A decisão demonstra que o ex‑presidente condenado não está mais tomando decisões centrais sobre seu patrimônio ou seu grupo político.
A pistola registrada em nome de Jair Bolsonaro (PL), apreendida em uma blitz da Polícia Civil do Distrito Federal, tinha sido inutilizada por decisão da equipe de segurança, com o aval de Michelle Bolsonaro. As informações têm como base relatos de pessoas que tiveram acesso ao depoimento do militar Estácio Leite da Silva Filho, que atua na segurança de Bolsonaro e que estava com a arma em seu poder.
A recente decisão de inutilizar a pistola, tomada diretamente pela ex-primeira-dama por preocupação com a integridade física do marido, deixa a entender que o ex-presidente condenado já não estaria tomando decisões centrais que envolvem seu próprio nome e o direcionamento de seu grupo político.
O fato de o aval para o descarte do armamento ter partido de Michelle explicita o esvaziamento da autoridade de Bolsonaro. Uma das explicações seria a grande quantidade de medicamentos utilizados por ele.
A perda de protagonismo de Jair Bolsonaro já se manifestou anteriormente em episódios de certa insubordinação de personagens ligados a seu entorno. O esvaziamento do poder de comando do ex-presidente fica cada vez mais evidente na perda de controle sobre a conduta de seus próprios filhos e esposa.
Um exemplo emblemático do isolamento político de Bolsonaro foi a divulgação recente, por parte de Michelle, do vídeo desferindo ataques diretos ao senador Flávio Bolsonaro (PL), deflagrando uma crise na extrema direita, inclusive na pré-campanha presidencial do filho mais velho do ex-mandatário.

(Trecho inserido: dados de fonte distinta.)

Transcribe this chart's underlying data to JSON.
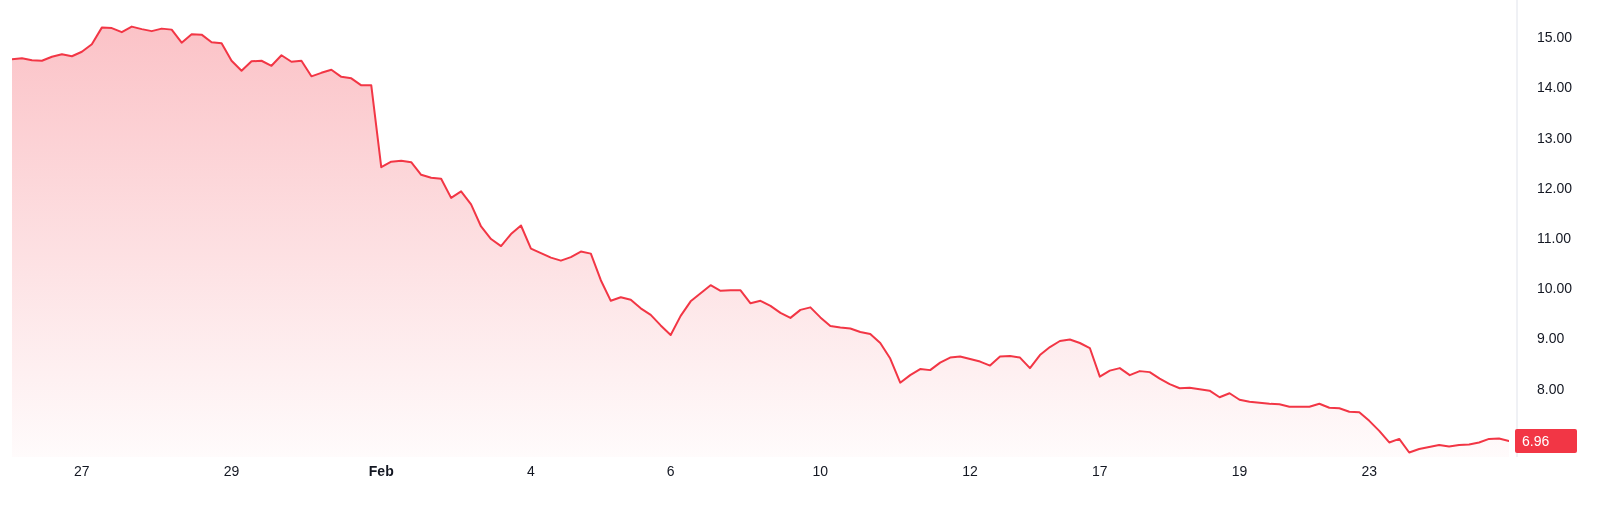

A exposição pública dessa briga, sem o consentimento ou a capacidade de contenção por parte do ex-presidente, chamou atenção de aliados e evidenciou que a ex-primeira-dama assumiu rédeas próprias, operando de forma independente da antiga liderança do marido.
Fator Nikolas
Outro episódio marcante e também recente foi quando Jair Bolsonaro deu ordem para que o núcleo duro do bolsonarismo diminuísse críticas públicas ao deputado federal Nikolas Ferreira (PL-MG).
Porém, a resposta dos filhos do ex-presidente foi de insubordinação: ignoraram o comando do pai e continuaram, de forma incisiva, com ataques e cobranças públicas ao parlamentar mineiro.
“Dark Horse”
Além, é claro, do escândalo causado pelos pedidos de dinheiro feitos por Flávio Bolsonaro ao banqueiro Daniel Vorcado, ex-dono do Banco Master. De acordo com o senador, os recursos visavam o financiamento e a realização do filme Dark Horse, cinebiografia de Jair.